When Back Sleeping Isn’t Safe
Two groups should avoid training themselves to sleep on their back.
People with obstructive sleep apnea often breathe significantly worse in the supine position. Lying face-up causes the base of the tongue to fall backward, narrowing the airway. It also reduces lung volume, making the airway more likely to collapse. For people with positional sleep apnea, breathing interruptions can roughly double when sleeping on the back compared to the side. If you snore heavily or have been diagnosed with sleep apnea, back sleeping could make things worse rather than better.
Pregnant women in the third trimester should not sleep on their back. A New Zealand case-control study found that going to sleep in the supine position after 28 weeks of gestation was associated with a 3.7 times higher risk of late stillbirth. The risk was even greater after 37 weeks. The weight of the uterus compresses major blood vessels, reducing blood flow to the placenta. Side sleeping, particularly on the left, is the recommended position in late pregnancy.
Helpful Equipment
- Knee pillow or bolster: A firm, cylindrical pillow stays in place better than a standard pillow, which tends to flatten or shift by morning.
- Contoured back-sleeper pillow: These have a slight cradle shape that discourages your head from turning to the side.
- Wedge pillow: Useful if you have reflux or sinus congestion.

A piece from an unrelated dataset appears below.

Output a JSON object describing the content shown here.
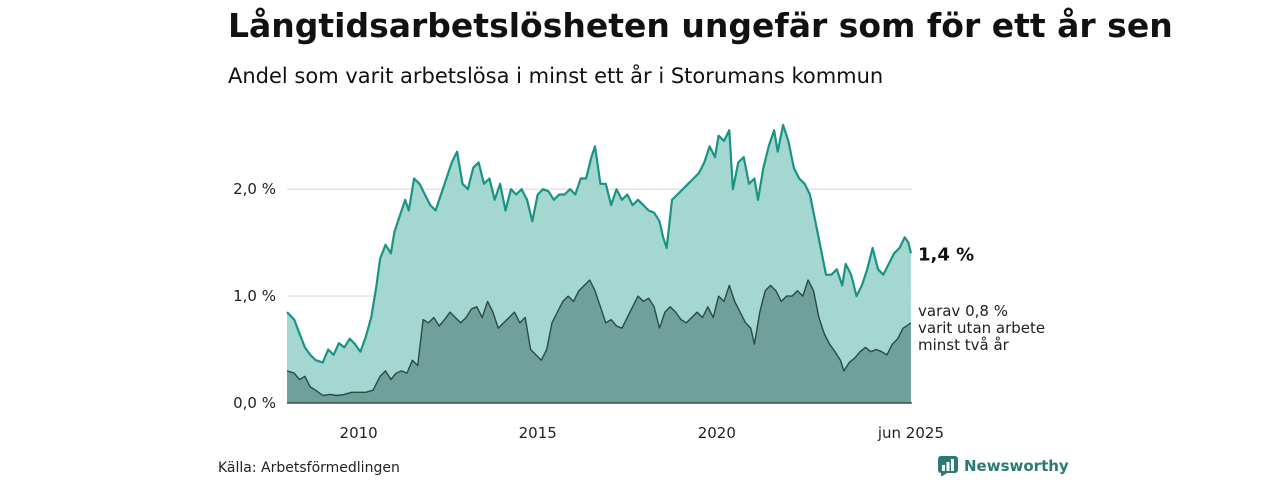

The gentle incline also makes the position feel less vulnerable for people who find flat-on-your-back sleeping psychologically uncomfortable.
- Positional sleep belt: Wearable devices designed to vibrate gently when you roll off your back. Originally made for sleep apnea patients avoiding the supine position, some models can be set to the opposite goal.
The mattress itself plays a role. A medium-firm surface works best for back sleepers because it supports the natural spinal curve without letting the hips sink too deep. A very soft mattress creates a hammock effect that curves the spine unnaturally and makes back sleeping less comfortable than it should be.